Em artigo, o procurador geral de Justiça, José Antônio Borges, considerou o projeto um tiro no pé. A delimitação da Amazônia Legal foi primordialmente pensada na época da criação da Superintendência de Desenvolvimento da Amazônia (SUDAM), e replicada posteriormente no Código Florestal. Empreendimentos localizados nos Estados que compõem a Amazônia Legal recebem de 75% a 100% de dedução no Imposto de Renda de Pessoa Jurídica (IRPJ). 

"A retirada de Mato Grosso da Amazônia Legal também fecharia a porta para diversos tipos de empreendimentos buscarem financiamentos no BNDES Amazônia e no próprio Banco da Amazônia (Basa). E, mais preocupante ainda, o projeto de lei não traz um estudo de impacto econômico caso seja aprovado".

Impactos financeiros

Em Mato Grosso, 171 empresa que usufruem de incentivos fiscais da Superintendência de Desenvolvimento da Amazônia (Sudam) e há cerca de 500 cadastradas para receber. 

De acordo com os dados da Federação das Indústrias de Mato Grosso (Fiemt), foi realizado recorte com 89 das 171 empresas. A maior parte delas é de grande porte, correspondendo 32,16%, de 101 e 500 funcionários, e empregam mais de 16 mil funcionários no Estado.



São empresas que faturam de R$ 30 a R$ 100 milhões, 59,65% tem a matriz em Mato Grosso e 85% delas são indústrias espalhadas por Cuiabá, Sorriso, Rondonópolis, Várzea Grande e Sinop.

Se por um lado, o Estado poderia abrir mais áreas de plantio, do outro perderia importantes incentivos industriais, além dos riscos da mudanças das empresas para outros estados da Amazônia Legal.

“Nós temos que discutir estratégias de desenvolvimento econômico pra região com inovação.

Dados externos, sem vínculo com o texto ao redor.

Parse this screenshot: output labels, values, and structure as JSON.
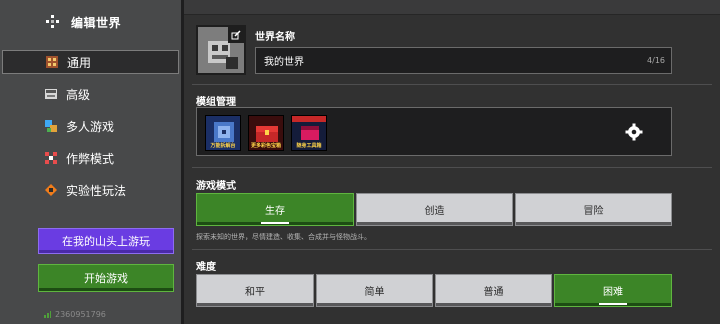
{
  "sidebar": {
    "title": "编辑世界",
    "items": [
      {
        "label": "通用",
        "icon": "general-icon",
        "selected": true
      },
      {
        "label": "高级",
        "icon": "advanced-icon",
        "selected": false
      },
      {
        "label": "多人游戏",
        "icon": "multiplayer-icon",
        "selected": false
      },
      {
        "label": "作弊模式",
        "icon": "cheats-icon",
        "selected": false
      },
      {
        "label": "实验性玩法",
        "icon": "experiments-icon",
        "selected": false
      }
    ],
    "realm_button": "在我的山头上游玩",
    "play_button": "开始游戏",
    "version": "2360951796"
  },
  "world": {
    "name_label": "世界名称",
    "name_value": "我的世界",
    "name_count": "4/16"
  },
  "addons": {
    "label": "模组管理",
    "packs": [
      {
        "caption": "万能拆解台",
        "icon": "pack-cube-icon"
      },
      {
        "caption": "更多彩色宝箱",
        "icon": "pack-chest-icon"
      },
      {
        "caption": "随身工具箱",
        "icon": "pack-toolbox-icon"
      }
    ]
  },
  "gamemode": {
    "label": "游戏模式",
    "options": [
      "生存",
      "创造",
      "冒险"
    ],
    "selected": "生存",
    "description": "探索未知的世界，尽情建造、收集、合成并与怪物战斗。"
  },
  "difficulty": {
    "label": "难度",
    "options": [
      "和平",
      "简单",
      "普通",
      "困难"
    ],
    "selected": "困难"
  },
  "colors": {
    "accent_green": "#3c8527",
    "accent_purple": "#6a3ce2",
    "panel_bg": "#313131",
    "sidebar_bg": "#48494a"
  }
}
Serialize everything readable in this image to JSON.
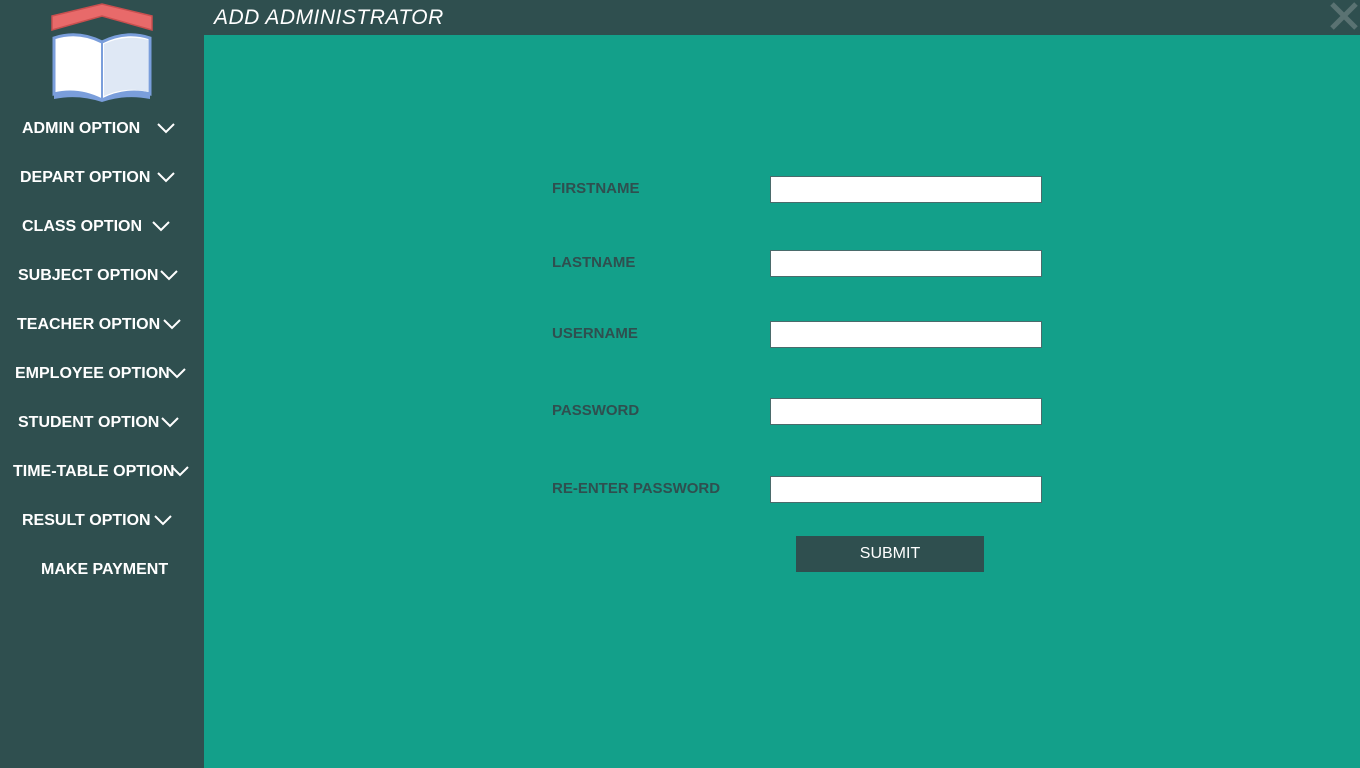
{
  "window": {
    "title": "ADD ADMINISTRATOR"
  },
  "sidebar": {
    "logo_icon": "book-house-logo",
    "items": [
      {
        "label": "ADMIN OPTION",
        "icon": "chevron-down-icon"
      },
      {
        "label": "DEPART OPTION",
        "icon": "chevron-down-icon"
      },
      {
        "label": "CLASS OPTION",
        "icon": "chevron-down-icon"
      },
      {
        "label": "SUBJECT OPTION",
        "icon": "chevron-down-icon"
      },
      {
        "label": "TEACHER OPTION",
        "icon": "chevron-down-icon"
      },
      {
        "label": "EMPLOYEE OPTION",
        "icon": "chevron-down-icon"
      },
      {
        "label": "STUDENT OPTION",
        "icon": "chevron-down-icon"
      },
      {
        "label": "TIME-TABLE OPTION",
        "icon": "chevron-down-icon"
      },
      {
        "label": "RESULT OPTION",
        "icon": "chevron-down-icon"
      },
      {
        "label": "MAKE PAYMENT"
      }
    ]
  },
  "form": {
    "fields": [
      {
        "label": "FIRSTNAME",
        "value": ""
      },
      {
        "label": "LASTNAME",
        "value": ""
      },
      {
        "label": "USERNAME",
        "value": ""
      },
      {
        "label": "PASSWORD",
        "value": ""
      },
      {
        "label": "RE-ENTER PASSWORD",
        "value": ""
      }
    ],
    "submit_label": "SUBMIT"
  },
  "colors": {
    "sidebar_bg": "#2f4f4f",
    "main_bg": "#13a08a",
    "label_text": "#2f4f4f",
    "button_bg": "#2f4f4f",
    "logo_roof": "#e86a6a",
    "logo_book": "#7a9edb"
  }
}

Não adianta tentar repetir na Amazônia um modelo de desenvolvimento que foi feito no Cerrado, que foi feito no Sul e Sudeste do país. A Amazônia, a região amazônica, precisa de um modelo próprio de desenvolvimento com sustentabilidade”, argumentou o presidente da Fiemt, Gustavo Oliveira.

O Observatório Socioambiental de Mato Grosso (Observa-MT), um coletivo que reúne diversas entidades, fez uma nota técnica posicionamento contrário ao projeto. Eles apontam asc implicações econômicas. 

"Os empreendimentos em operação em Mato Grosso perderão o acesso à redução do imposto de renda de pessoas jurídicas (IRPJ) e ao reinvestimento, concedidos pelo Governo Federal através da Superintendência de Desenvolvimento da Amazônia (SUDAM). A redução fixa do IRPJ dá direito à redução de 75% do imposto sobre a renda e adicionais calculados com base no lucro da exploração”.

Além disso, no contexto dos recursos não reembolsáveis, o estado deixaria de acessar recursos relevantes à proteção e conservação dos recursos naturais. O Fundo Amazônia concentra mais de R$ 3 bilhõess e já investiu um total de R$ 124,6 milhões em projetos com o governo do estado, parte deles ainda em andamento.